Ligue 1: A Nice, toujours pas d'effet Ursea

Pascal GUYOT / AFP

Les chiffres, d'abord : avec Vieira, les Aiglons avaient pris 17 points en 11 matches de Ligue 1, soit un peu plus de 1,5 point par match, même si la tendance était à la baisse au moment du départ du champion du monde 1998. Et avec Ursea, ils n'ont ajouté à ce maigre butin que six points en huit matches, avec une seule victoire pour trois nuls et quatre défaites.

L'électrochoc espéré par la direction a donc clairement fait pschit. La pente douce sur laquelle s’étaient installés les Aiglons au début de la saison s’est même dangereusement accentuée et la zone rouge n'est plus si loin. Avant d'aller à Lens, les Azuréens ne sont ainsi que 14e, avec huit longueurs d'avance sur le premier relégable, Nîmes. Nice en lutte pour le maintien ? "Il faut être réalistes. Si on ne gagne pas rapidement, on y sera", a reconnu cette semaine le latéral gauche Hassane Kamara.

Crise de confiance

Car les dirigeants ont eu beau répéter que les objectifs n'avaient pas changé, la saison niçoise a pris un tour très morne et Ursea n'a pas trouvé les bons leviers.
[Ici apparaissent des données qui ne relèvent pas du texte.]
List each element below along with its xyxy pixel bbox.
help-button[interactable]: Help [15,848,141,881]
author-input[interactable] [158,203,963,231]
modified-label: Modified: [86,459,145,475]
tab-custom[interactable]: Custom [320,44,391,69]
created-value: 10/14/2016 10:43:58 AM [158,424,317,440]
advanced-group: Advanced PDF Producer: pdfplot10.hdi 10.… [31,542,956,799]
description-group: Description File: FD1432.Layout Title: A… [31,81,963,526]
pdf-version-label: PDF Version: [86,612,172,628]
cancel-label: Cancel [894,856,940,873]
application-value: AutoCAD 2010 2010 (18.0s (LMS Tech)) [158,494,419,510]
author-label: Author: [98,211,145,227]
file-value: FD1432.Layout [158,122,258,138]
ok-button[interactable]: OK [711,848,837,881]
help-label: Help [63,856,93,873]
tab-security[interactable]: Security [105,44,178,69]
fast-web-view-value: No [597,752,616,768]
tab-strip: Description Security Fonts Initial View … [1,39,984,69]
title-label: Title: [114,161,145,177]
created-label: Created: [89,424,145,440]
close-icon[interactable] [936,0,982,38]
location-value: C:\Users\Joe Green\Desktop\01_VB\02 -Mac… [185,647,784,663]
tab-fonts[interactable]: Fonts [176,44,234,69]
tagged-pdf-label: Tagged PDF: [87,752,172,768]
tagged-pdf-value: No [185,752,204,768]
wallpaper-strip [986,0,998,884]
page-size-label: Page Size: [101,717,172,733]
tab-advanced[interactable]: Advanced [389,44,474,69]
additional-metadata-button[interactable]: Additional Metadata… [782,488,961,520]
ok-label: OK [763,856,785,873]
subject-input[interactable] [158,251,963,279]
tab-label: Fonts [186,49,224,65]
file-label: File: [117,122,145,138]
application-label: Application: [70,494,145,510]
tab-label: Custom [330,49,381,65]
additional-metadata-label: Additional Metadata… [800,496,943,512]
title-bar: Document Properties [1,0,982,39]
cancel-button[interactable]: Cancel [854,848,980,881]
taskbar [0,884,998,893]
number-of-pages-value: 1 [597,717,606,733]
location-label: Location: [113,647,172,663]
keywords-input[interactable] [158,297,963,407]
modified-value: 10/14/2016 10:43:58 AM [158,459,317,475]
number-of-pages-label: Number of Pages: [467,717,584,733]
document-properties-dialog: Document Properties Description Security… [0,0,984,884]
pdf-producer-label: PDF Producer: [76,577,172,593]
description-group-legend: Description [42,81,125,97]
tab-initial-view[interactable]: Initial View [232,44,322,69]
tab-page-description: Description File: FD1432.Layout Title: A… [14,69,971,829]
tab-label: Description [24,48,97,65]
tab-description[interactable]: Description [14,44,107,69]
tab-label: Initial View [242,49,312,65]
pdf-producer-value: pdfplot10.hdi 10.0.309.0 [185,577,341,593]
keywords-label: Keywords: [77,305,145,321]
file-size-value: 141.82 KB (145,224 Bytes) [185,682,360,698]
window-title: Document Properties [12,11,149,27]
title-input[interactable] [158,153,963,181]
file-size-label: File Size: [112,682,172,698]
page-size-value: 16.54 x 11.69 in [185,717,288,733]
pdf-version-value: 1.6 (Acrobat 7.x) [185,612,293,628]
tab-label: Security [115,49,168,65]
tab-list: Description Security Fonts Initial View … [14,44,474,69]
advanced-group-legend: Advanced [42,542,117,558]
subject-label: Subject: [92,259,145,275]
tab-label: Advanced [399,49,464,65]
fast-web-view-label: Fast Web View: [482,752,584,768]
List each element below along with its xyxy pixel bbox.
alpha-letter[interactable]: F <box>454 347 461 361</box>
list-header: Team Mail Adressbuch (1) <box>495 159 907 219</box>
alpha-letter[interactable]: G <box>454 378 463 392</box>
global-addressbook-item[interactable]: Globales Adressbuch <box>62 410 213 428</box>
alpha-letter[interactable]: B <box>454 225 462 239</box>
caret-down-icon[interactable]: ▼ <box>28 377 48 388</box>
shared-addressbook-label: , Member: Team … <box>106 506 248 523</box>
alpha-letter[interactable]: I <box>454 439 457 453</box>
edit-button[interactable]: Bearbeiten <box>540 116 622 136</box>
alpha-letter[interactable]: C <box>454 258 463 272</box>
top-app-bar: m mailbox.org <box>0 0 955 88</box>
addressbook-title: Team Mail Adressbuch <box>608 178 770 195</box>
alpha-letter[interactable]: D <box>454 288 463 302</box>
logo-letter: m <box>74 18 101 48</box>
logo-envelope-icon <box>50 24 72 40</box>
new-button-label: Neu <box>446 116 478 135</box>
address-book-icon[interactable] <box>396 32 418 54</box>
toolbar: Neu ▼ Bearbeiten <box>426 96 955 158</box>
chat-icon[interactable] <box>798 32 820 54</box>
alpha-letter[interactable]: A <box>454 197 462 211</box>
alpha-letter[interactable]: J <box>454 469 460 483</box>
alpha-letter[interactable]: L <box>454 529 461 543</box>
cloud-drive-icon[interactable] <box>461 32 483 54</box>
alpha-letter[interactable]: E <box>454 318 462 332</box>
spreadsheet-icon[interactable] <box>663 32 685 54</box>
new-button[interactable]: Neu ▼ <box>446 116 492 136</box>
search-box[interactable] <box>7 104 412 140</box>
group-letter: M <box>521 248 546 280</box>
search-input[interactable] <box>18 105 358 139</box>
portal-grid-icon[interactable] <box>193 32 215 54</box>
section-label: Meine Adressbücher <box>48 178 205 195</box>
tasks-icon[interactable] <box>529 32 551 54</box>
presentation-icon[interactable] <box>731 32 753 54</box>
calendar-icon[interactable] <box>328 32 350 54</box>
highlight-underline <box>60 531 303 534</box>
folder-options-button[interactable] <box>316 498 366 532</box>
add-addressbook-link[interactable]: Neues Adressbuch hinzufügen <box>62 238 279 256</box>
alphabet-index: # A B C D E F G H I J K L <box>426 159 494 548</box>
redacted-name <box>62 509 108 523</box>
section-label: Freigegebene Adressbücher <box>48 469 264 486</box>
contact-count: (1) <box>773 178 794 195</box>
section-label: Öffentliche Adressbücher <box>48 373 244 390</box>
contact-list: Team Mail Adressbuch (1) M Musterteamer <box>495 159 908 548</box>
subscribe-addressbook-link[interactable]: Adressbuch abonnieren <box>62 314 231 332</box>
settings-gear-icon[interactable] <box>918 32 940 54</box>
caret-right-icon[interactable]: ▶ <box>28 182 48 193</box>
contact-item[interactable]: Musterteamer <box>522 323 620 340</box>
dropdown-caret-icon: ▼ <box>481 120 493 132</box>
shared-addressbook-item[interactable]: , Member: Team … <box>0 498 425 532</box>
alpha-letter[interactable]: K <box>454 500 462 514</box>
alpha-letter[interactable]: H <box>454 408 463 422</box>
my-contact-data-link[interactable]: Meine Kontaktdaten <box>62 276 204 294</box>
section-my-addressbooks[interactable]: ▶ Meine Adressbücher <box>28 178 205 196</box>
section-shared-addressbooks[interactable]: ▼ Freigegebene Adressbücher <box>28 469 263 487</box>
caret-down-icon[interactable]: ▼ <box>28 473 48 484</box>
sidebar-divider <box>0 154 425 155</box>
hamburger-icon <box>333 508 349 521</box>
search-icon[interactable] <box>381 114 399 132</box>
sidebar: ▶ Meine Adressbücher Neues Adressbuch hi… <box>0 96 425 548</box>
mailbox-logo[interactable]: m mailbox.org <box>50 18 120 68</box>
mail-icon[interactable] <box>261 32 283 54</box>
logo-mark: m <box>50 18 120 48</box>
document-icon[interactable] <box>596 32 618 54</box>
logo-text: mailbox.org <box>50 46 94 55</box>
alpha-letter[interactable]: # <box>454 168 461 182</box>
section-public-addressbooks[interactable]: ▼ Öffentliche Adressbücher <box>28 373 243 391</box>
Au soir du 3 décembre et d'une nouvelle défaite (3-2) face au Bayer Leverkusen dans une Ligue Europa ratée dans les grandes largeurs, Ursea avait pris le relais de Vieira, épaulé par Fred Gioria, un homme du club, et Didier Digard, ancien capitaine emblématique du GYM en apprentissage de la vie sur le banc avec les jeunes.

Mais le leadership du trio a pu être rogné d'entrée par l'officialisation d'un simple intérim jusqu'à la fin de saison et l'absence de nouveauté qui aurait pu pousser les joueurs à se montrer sous leur meilleur jour devant un nouveau boss. Avec la seule arrivée de William Saliba au début du mois pour remettre de l'ordre dans une défense toujours aussi fragile, et peu de renforts venus de l’infirmerie, Nice, en crise de confiance, est finalement resté dans son train-train.

Alors cette semaine, les supporters du club ont essayé de secouer un peu cette apathie en venant au centre d'entraînement dire leur mécontentement.

"Perdre est épuisant"

"Je comprends leur colère après une seule victoire en 14 matches. On s'était déjà réunis entre nous, puis on a vu le président. Maintenant, qu'on arrête de parler et que chacun se concentre sur ce qu'il a à faire", a réagi Hassane Kamara.  "Perdre tout le temps, c'est épuisant. On a changé la manière de travailler, le staff, mais les mauvais résultats continuent. Il faut revenir à l'essentiel: les joueurs et le collectif", a-t-il aussi jugé.

"On a parlé plus d'une heure avec eux. On a entendu leur énorme frustration, emmagasinée depuis longtemps. Nous la partageons. Maintenant il faut la transcrire sur le terrain. Il faut améliorer l'état d'esprit", a de son côté estimé Ursea. Mais le technicien roumain n'a pas énormément de marge de manœuvre. La blessure de Dante reste un gigantesque coup dur et la crise de confiance touche l'ensemble de l'effectif. Les leaders reconnus et les révélations de la saison passée ont glissé peu à peu dans l'anonymat, après des absences sur blessure. Reste le mercato. "J'attends surtout le retour de nos blessés. J'espère les récupérer avant un mois de février de feu. Pour le reste, les dirigeants connaissent mon avis sur l'effectif, la balle est dans leur camp. Je leur fais confiance", a lâché Ursea.